Viewpoint: Sense of adventure must prevail
In a humdrum world in which so much of life is wrapped up in red tape and protocol, John Thompson was clearly somebody who was prepared to break free. His lifelong dream had been to sail his yacht across the Atlantic but the adventure, so near to a successful conclusion, has ended in disaster.
Mr Thompson died this week in a hospital in Barbados after receiving a fatal head injury when his boat Avocet was hit by a freak wave. He never regained consciousness and despite the best efforts of doctors he passed away with his family from Bangor at his bedside.
For the Thompson family it is a devastating blow. But as they try to come to terms with their loss they have valiantly set up a charitable trust to enable organ donations to take place at the hospital in which the 54-year-old barrister died.
Because such facilities were not available the family were unable to honour Mr Thompson's wish to donate his organs to others. Some good may yet come out of this tragedy, in that his legacy will be the upgrading of services at the hospital.
To judge from the photographs that have been published of a beaming and bearded John Thompson, he was not your stereotype lawyer. He cuts the image of someone who was up for a challenge and friends have said he had long savoured the prospect of taking on the Atlantic.
Thanks to the marvels of modern communication it was possible for friends and family to follow the progress of Avocet by means of his daily captain's log on the internet. The messages make a poignant read now, but they paint a picture of an optimist blessed with a wry sense of humour.
The world is the poorer for Mr Thompson's passing, but this grim event must not be allowed to suppress the spirit of adventure which still manifests itself in so many people.

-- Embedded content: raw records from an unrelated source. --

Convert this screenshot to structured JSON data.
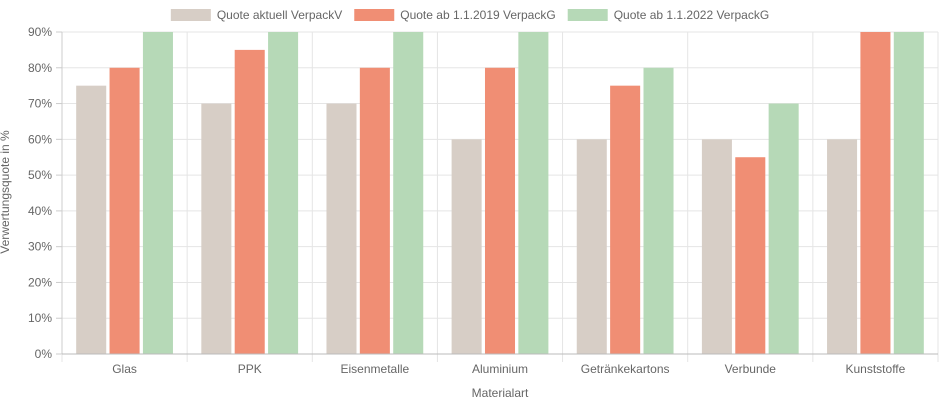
{
  "chart_data": {
    "type": "bar",
    "categories": [
      "Glas",
      "PPK",
      "Eisenmetalle",
      "Aluminium",
      "Getränkekartons",
      "Verbunde",
      "Kunststoffe"
    ],
    "series": [
      {
        "name": "Quote aktuell VerpackV",
        "color": "#d7cec6",
        "values": [
          75,
          70,
          70,
          60,
          60,
          60,
          60
        ]
      },
      {
        "name": "Quote ab 1.1.2019 VerpackG",
        "color": "#f08e74",
        "values": [
          80,
          85,
          80,
          80,
          75,
          55,
          90
        ]
      },
      {
        "name": "Quote ab 1.1.2022 VerpackG",
        "color": "#b6d9b7",
        "values": [
          90,
          90,
          90,
          90,
          80,
          70,
          90
        ]
      }
    ],
    "xlabel": "Materialart",
    "ylabel": "Verwertungsquote in %",
    "ylim": [
      0,
      90
    ],
    "ytick_step": 10,
    "ytick_suffix": "%",
    "grid": true,
    "legend_position": "top-center"
  }
}
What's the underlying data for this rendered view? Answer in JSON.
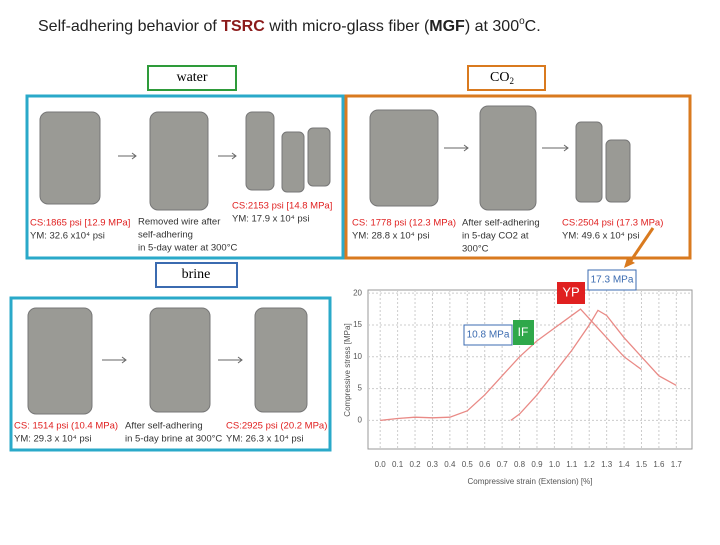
{
  "title": {
    "parts": [
      "Self-adhering behavior of ",
      "TSRC",
      " with micro-glass fiber (",
      "MGF",
      ") at 300",
      "o",
      "C."
    ]
  },
  "water": {
    "label": "water",
    "captions": [
      [
        "CS:1865 psi [12.9 MPa]",
        "YM: 32.6 x10⁴ psi"
      ],
      [
        "Removed wire after",
        "self-adhering",
        "in 5-day water at 300°C"
      ],
      [
        "CS:2153 psi [14.8 MPa]",
        "YM: 17.9 x 10⁴ psi"
      ]
    ]
  },
  "co2": {
    "label": [
      "CO",
      "2"
    ],
    "captions": [
      [
        "CS: 1778 psi (12.3 MPa)",
        "YM: 28.8 x 10⁴ psi"
      ],
      [
        "After self-adhering",
        "in 5-day CO2 at",
        "300°C"
      ],
      [
        "CS:2504 psi (17.3 MPa)",
        "YM: 49.6 x 10⁴ psi"
      ]
    ]
  },
  "brine": {
    "label": "brine",
    "captions": [
      [
        "CS: 1514 psi (10.4 MPa)",
        "YM: 29.3 x 10⁴ psi"
      ],
      [
        "After self-adhering",
        "in 5-day brine at 300°C"
      ],
      [
        "CS:2925 psi (20.2 MPa)",
        "YM: 26.3 x 10⁴ psi"
      ]
    ]
  },
  "chart_data": {
    "type": "line",
    "xlabel": "Compressive strain (Extension) [%]",
    "ylabel": "Compressive stress [MPa]",
    "xlim": [
      -0.07,
      1.79
    ],
    "ylim": [
      -4.5,
      20.5
    ],
    "xticks": [
      {
        "value": 0,
        "label": "0.0"
      },
      0.1,
      0.2,
      0.3,
      0.4,
      0.5,
      0.6,
      0.7,
      0.8,
      0.9,
      {
        "value": 1,
        "label": "1.0"
      },
      1.1,
      1.2,
      1.3,
      1.4,
      1.5,
      1.6,
      1.7
    ],
    "yticks": [
      0,
      5,
      10,
      15,
      20
    ],
    "grid": true,
    "series": [
      {
        "color": "#e98a86",
        "x": [
          0,
          0.1,
          0.2,
          0.3,
          0.4,
          0.5,
          0.6,
          0.7,
          0.8,
          0.9,
          1.0,
          1.1,
          1.15,
          1.2,
          1.3,
          1.4,
          1.5
        ],
        "values": [
          0,
          0.3,
          0.5,
          0.4,
          0.5,
          1.5,
          4,
          7,
          10,
          12.5,
          14.5,
          16.5,
          17.5,
          16,
          13,
          10,
          8
        ]
      },
      {
        "color": "#e98a86",
        "x": [
          0.75,
          0.8,
          0.9,
          1.0,
          1.1,
          1.2,
          1.25,
          1.3,
          1.4,
          1.5,
          1.6,
          1.7
        ],
        "values": [
          0,
          1,
          4,
          7.5,
          11,
          15,
          17.3,
          16.5,
          13,
          10,
          7,
          5.5
        ]
      }
    ],
    "annotations": [
      "YP",
      "17.3 MPa",
      "10.8 MPa",
      "IF"
    ]
  }
}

Whether it is Hannah Shields from Kilrea scaling Everest or Janet Gray from Hillsborough who resumed her blind water ski-ing career after sustaining terrible injuries, there are still so many ordinary people doing extraordinary things. Their derring-do lifts everyone's horizons and shows just what a dose of determination can achieve.
Day and daily people in Northern Ireland are setting themselves new challenges, both large and small. Everyone needs a goal at which to aim and a dream to pursue.
The rigours of modern life and worries about family, finance or health cannot be allowed to grind us down. Life is there to be lived, and obstacles are there to be overcome.
The tributes show that John Thompson was someone who was widely respected, and he will be mourned by his family and friends, particularly those in the sailing fraternity. But the sense of adventure which he epitomised must survive. Life's boundaries must continue to be pushed back.